I also have extra stuff planned out, I.e. keeping a personal journal, this blog, swimming, as well as the manga reviews (obviously).
So.... manga of the month shall be the next post. Get ready to ignore it.

Sunday 4 October 2009

The end of Summer

I'm feeling the stress of four months worth of career planning, job hunting and boredom ease away from my back as we speak. It has truly been the longest, life-draining, hardest time of my life.

There have been good times, I saw my Uncle and Aunt, I watched Harry Potter, I read 'Persuasion' by Jane Austen, I fasted Ramadan, I ate at Eid, I got my nose straightened out, I saw Miss. Eyebrows a lot, I got a Masters place at my old University, I wrote an official Manga Review, I created dinner dishes, I baked cakes, I lost weight, I started swimming and a Blog!

Actually, when I list it out like that it does seem pretty cool :D

But there have been things I wanted to do and didn't achieve, I wanted to get my driving licence and I still haven't gotten my provisional! I wanted to learn Japanese again and didn't, I wanted to draw art for money and couldn't.

But hey! I'm happy, so I have no regrets (except the driving licence thing... damn).

I've been planning to make a list of all the classic lines Miss. Short Fuse has come out with this summer, and now that the time has finally come I shall begin:

1. I swear to God Vikram is gay.
2. I hate Vikram.
3. That guy has the AURA!
4. HORSES HAVE THE AURA!
5. Faima... you have an odd look on your face....
6. Orlando Bloom has no aura.
7. It's all about the aura!
8. I love Goku!
9. It's all about Goku man.
10. I believe I can flyyyyyyyyyyyyyyyy!
11. Don't you notice that the only thing you talk about is manga!

and my favourite dialogue between us all summer:

Dessa: 'Hey Miss. Short fuse, what are you doing on the computer?'
**********10 minutes lapses in silence between us****************
Miss. Short Fuse: 'Did you say something? I think I heard a sound'

And No, she's not weird in anyway... she's just like that, naturally.

Thanks to Miss. Short Fuse for keeping me sane, again, this summer!

Friday 2 October 2009

A new life?

I shall be starting my first day at University on Monday. I'll be resuming my position of student again! Something I had been fighting against ever since I started my Bachelors. Ironically.

Many feelings are whizzing past me when I think about going back, some are anxiety and apprehensions, even foreboding, others are excitement, motivation and even a thrill....

I am most definitely not sad I am going back though.

There were many times during this summer that I really did lose hope and even my will to do something useful in this life. I guess when everything in your entire life you've ever done was simply study, then there really is nothing left when you feel like you failed at it. I guess I took my writing more seriously when I got the offer, so that I feel I had something useful and tangible to cling onto in case the first plan doesn't go so well.

I understand what went wrong during my bachelors, even though I did better with each of the years; I procrastinated too much, manga and chatting and generally giving up from the start. This time, I won't. I can't. there's no room to muck around anymore, but there never was either, I just realised that too late.

I have been deemed as anti-social. so what.

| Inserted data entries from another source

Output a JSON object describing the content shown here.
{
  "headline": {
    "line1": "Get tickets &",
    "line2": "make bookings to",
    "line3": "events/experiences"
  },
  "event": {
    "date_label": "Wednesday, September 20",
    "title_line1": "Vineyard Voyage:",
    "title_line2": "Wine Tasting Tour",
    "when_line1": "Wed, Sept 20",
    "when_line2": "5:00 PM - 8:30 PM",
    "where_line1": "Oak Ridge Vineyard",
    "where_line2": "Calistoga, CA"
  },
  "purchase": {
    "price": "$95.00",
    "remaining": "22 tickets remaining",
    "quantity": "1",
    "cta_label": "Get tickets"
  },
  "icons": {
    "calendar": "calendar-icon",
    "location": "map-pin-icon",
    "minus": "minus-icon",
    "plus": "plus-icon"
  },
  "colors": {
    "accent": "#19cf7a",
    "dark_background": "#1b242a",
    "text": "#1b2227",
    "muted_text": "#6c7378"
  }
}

I'm fed up with having to comply with the way things are done by the majority, I want to do things my way, for me, I no longer give a damn about trying make others happy. I'm going to be a selfish b***h this year.

Sorry.

I have also decided that I need to make my friends slowly this time. My quickly attaching nature just doesn't help me out most of the time. But I find it really painful having to stay silent... I feel like I'm being ignored.

Well, I only need to buy some highlighters and a new pencil case, then I should be sorted.